Abuja city was designed by Kenzo Tange, a Japanese architect who won the 1987 Pritzker Prize for Architecture, an equivalence of the Nobel prize in Architecture. This was the level of commitment the Nigerian state put into Abuja but the region that produced the wealth used in developing Abuja has not gotten the kind of attention that Abuja got and continues to get. NDDC is a distraction without a masterplan and proper regulations.

Why? The way the NDDC was set up has made the level of misappropriation by politicians from the region take a different turn. The governors are also in a race to keep the region below average despite the 13% derivatives. But as a financial expert, Kalu Aja would argue, Niger Delta will not make progress with NDDC or 13% derivates just like Abuja was not built with 13% Derivation or Abuja Development Commission. Abuja was built by taking oil money and giving it to contractors like Julius Berger to carve out a new city. A new Niger Delta can emerge if the government can replicate what it did in Abuja. The region needs tens of bridges to connect its many riverine communities. It also needs quality roads.

The Federal Government must realize it can’t eat its FAAC and have it. Everyday FAAC is being shared, but no capital infrastructure is being built. It needs to auction the FGN and NDDC projects to companies to lock in their tax obligations. This is shown in the N120 billion Bodo-Bonny road which the Nigerian Liquefied Natural Gas Company, NLNG is contributing 50 per cent funds to achieve.
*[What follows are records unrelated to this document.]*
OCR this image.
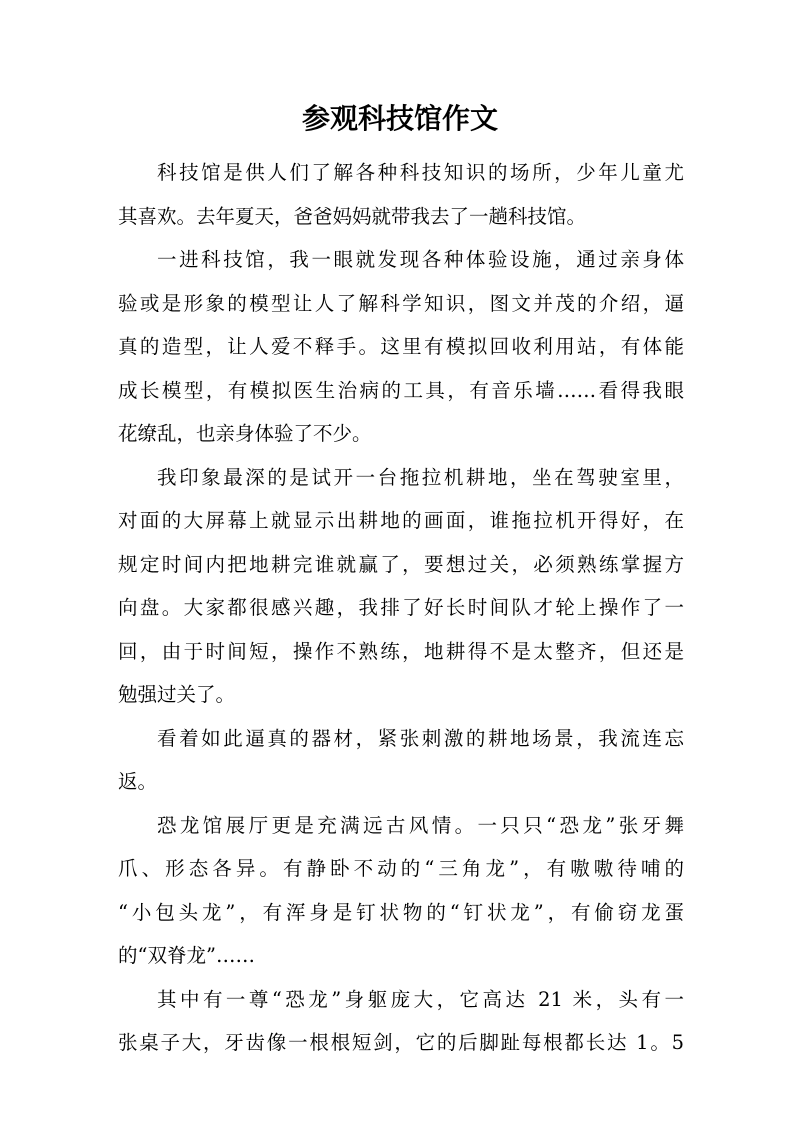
参观科技馆作文

科技馆是供人们了解各种科技知识的场所，少年儿童尤
其喜欢。去年夏天，爸爸妈妈就带我去了一趟科技馆。

一进科技馆，我一眼就发现各种体验设施，通过亲身体
验或是形象的模型让人了解科学知识，图文并茂的介绍，逼
真的造型，让人爱不释手。这里有模拟回收利用站，有体能
成长模型，有模拟医生治病的工具，有音乐墙……看得我眼
花缭乱，也亲身体验了不少。

我印象最深的是试开一台拖拉机耕地，坐在驾驶室里，
对面的大屏幕上就显示出耕地的画面，谁拖拉机开得好，在
规定时间内把地耕完谁就赢了，要想过关，必须熟练掌握方
向盘。大家都很感兴趣，我排了好长时间队才轮上操作了一
回，由于时间短，操作不熟练，地耕得不是太整齐，但还是
勉强过关了。

看着如此逼真的器材，紧张刺激的耕地场景，我流连忘
返。

恐龙馆展厅更是充满远古风情。一只只“恐龙”张牙舞
爪、形态各异。有静卧不动的“三角龙”，有嗷嗷待哺的
“小包头龙”，有浑身是钉状物的“钉状龙”，有偷窃龙蛋
的“双脊龙”……

其中有一尊“恐龙”身躯庞大，它高达 21 米，头有一
张桌子大，牙齿像一根根短剑，它的后脚趾每根都长达 1。5
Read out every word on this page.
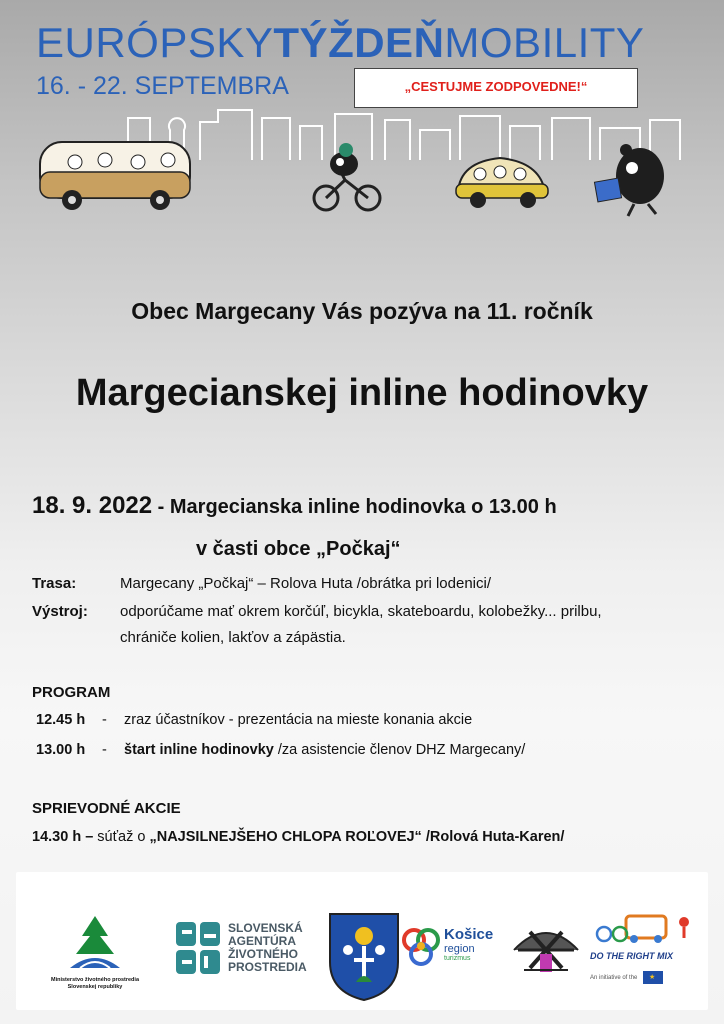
EURÓPSKYTÝŽDEŇMOBILITY
16. - 22. SEPTEMBRA	„CESTUJME ZODPOVEDNE!“
Obec Margecany Vás pozýva na 11. ročník
Margecianskej inline hodinovky
18. 9. 2022 - Margecianska inline hodinovka o 13.00 h
v časti obce „Počkaj“
Trasa:	Margecany „Počkaj“ – Rolova Huta /obrátka pri lodenici/
Výstroj: odporúčame mať okrem korčúľ, bicykla, skateboardu, kolobežky... prilbu,
chrániče kolien, lakťov a zápästia.
PROGRAM
12.45 h - zraz účastníkov - prezentácia na mieste konania akcie
13.00 h - štart inline hodinovky /za asistencie členov DHZ Margecany/
SPRIEVODNÉ AKCIE
14.30 h – súťaž o „NAJSILNEJŠEHO CHLOPA ROĽOVEJ“ /Rolová Huta-Karen/
Ministerstvo životného prostredia
Slovenskej republiky
SLOVENSKÁ
AGENTÚRA
ŽIVOTNÉHO
PROSTREDIA
Košice
region
turizmus	DO THE RIGHT MIX
An initiative of the ★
These projects can be packed as a reverse bond, a zero-coupon bond, redeemable by retirement with fiscal obligations, thus, if Shell wants to construct a bridge from Andoni to Akwa Ibom, it buys the bond but it pays no cash to the FGN. Every year, Shell then pays its taxes by giving the FIRS coupons from the bond until the original sum is retired. In effect, Shell is paying its taxes in advance and is not affected by any increase in tax rates. With that, the underdevelopment bombs at NDDC will effectively be diffused. It could be turned to a regional planning commission with no budget since the politicians do want to develop the area.